I think you should do similarly for the case one, two, three, four digit numbers, so here are two extra hints to do them:

The number of ways to choose $k$ objects from $n$ objects, which the order does not matter, is: $$\frac{n!}{k!(n-k)!}$$ For this problem the order of choosing numbers is important, so the number of permutations of $n$ distinct objects is $n!$.

I don't think this is a quick way, but it will surely help you to get the correct answer.

Answer 3

In the case that the digits can be repeated, thereby including those with trailing zeros like $00012$, and including $00000$,
then we are looking for the number of integer solutions to $$ \left\{ \matrix{ 0 \le x_{\,k} \le 5 \hfill \cr y = 0,2,4 \hfill \cr x_{\,1} + x_{\,2} + x_{\,3} + x_{\,4} + y = 3k\quad \left| {\;0 \le k \le 24/3} \right. \hfill \cr} \right. $$ i.e. $$ \left\{ \matrix{ 0 \le x_{\,k} \le 5 \hfill \cr x_{\,1} + x_{\,2} + x_{\,3} + x_{\,4} = s = 3k - 2j\quad \left| \matrix{ \;0 \le k \le 8 \hfill \cr \;0 \le j \le 2 \hfill \cr} \right. \hfill \cr} \right. $$

Now $$N_{\,b} (s,r,m) = \text{No}\text{. of solutions to}\;\left\{ \begin{gathered} 0 \leqslant \text{integer }x_{\,j} \leqslant r \hfill \\ x_{\,1} + x_{\,2} + \cdots + x_{\,m} = s \hfill \\ \end{gathered} \right.$$ as explained in this other related post is given by $$ N_b (s,r,m)\quad \left| {\;0 \leqslant \text{integers }s,m,r} \right.\quad = \sum\limits_{\left( {0\, \leqslant } \right)\,\,k\,\,\left( { \leqslant \,\frac{s} {r}\, \leqslant \,m} \right)} {\left( { - 1} \right)^k \left( \begin{gathered} m \hfill \\ k \hfill \\ \end{gathered} \right)\left( \begin{gathered} s + m - 1 - k\left( {r + 1} \right) \\ s - k\left( {r + 1} \right) \\ \end{gathered} \right)} $$ Then $$ \sum\limits_{0\, \le \,\,k\,\, \le \,8} {\sum\limits_{0\, \le \,\,j\,\, \le \,2} {N_b (3k - 2j,5,4)} } = 1296 $$ including $00000$, but also $50,004,\;\cdots,\; 55,554$.

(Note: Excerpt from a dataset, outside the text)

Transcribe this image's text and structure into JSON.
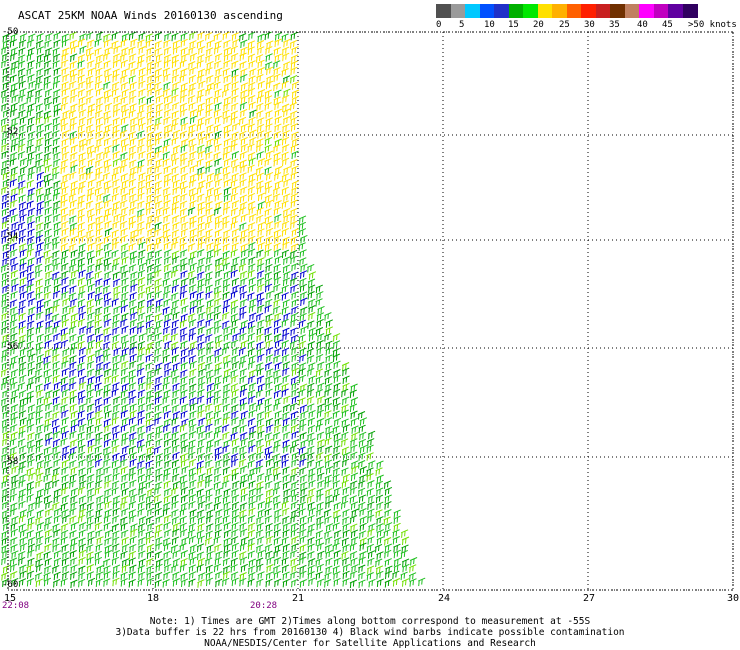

So we have to deduct from the above the solutions to $$ \left\{ \matrix{ 0 \le x_{\,k} \le 5 \hfill \cr x_{\,1} + x_{\,2} + x_{\,3} + 5 = s = 3k - 2j\quad \left| \matrix{ \;0 \le k \le 8 \hfill \cr \;0 \le j \le 2 \hfill \cr} \right. \hfill \cr} \right. $$ i.e. $$ \left\{ \matrix{ 0 \le x_{\,k} \le 5 \hfill \cr x_{\,1} + x_{\,2} + x_{\,3} = s = 3k - 2j - 5\quad \left| \matrix{ \;0 \le k \le 8 \hfill \cr \;0 \le j \le 2 \hfill \cr} \right. \hfill \cr} \right. $$ giving $$ \sum\limits_{0\, \le \,\,k\,\, \le \,8} {\sum\limits_{0\, \le \,\,j\,\, \le \,2} {N_b (3k - 2j - 5,5,3)} } = 216 $$ ($50,000$ is not divisible by $6$)

Thus the final result is $1080$ , which is confirmed by a brute force calculation.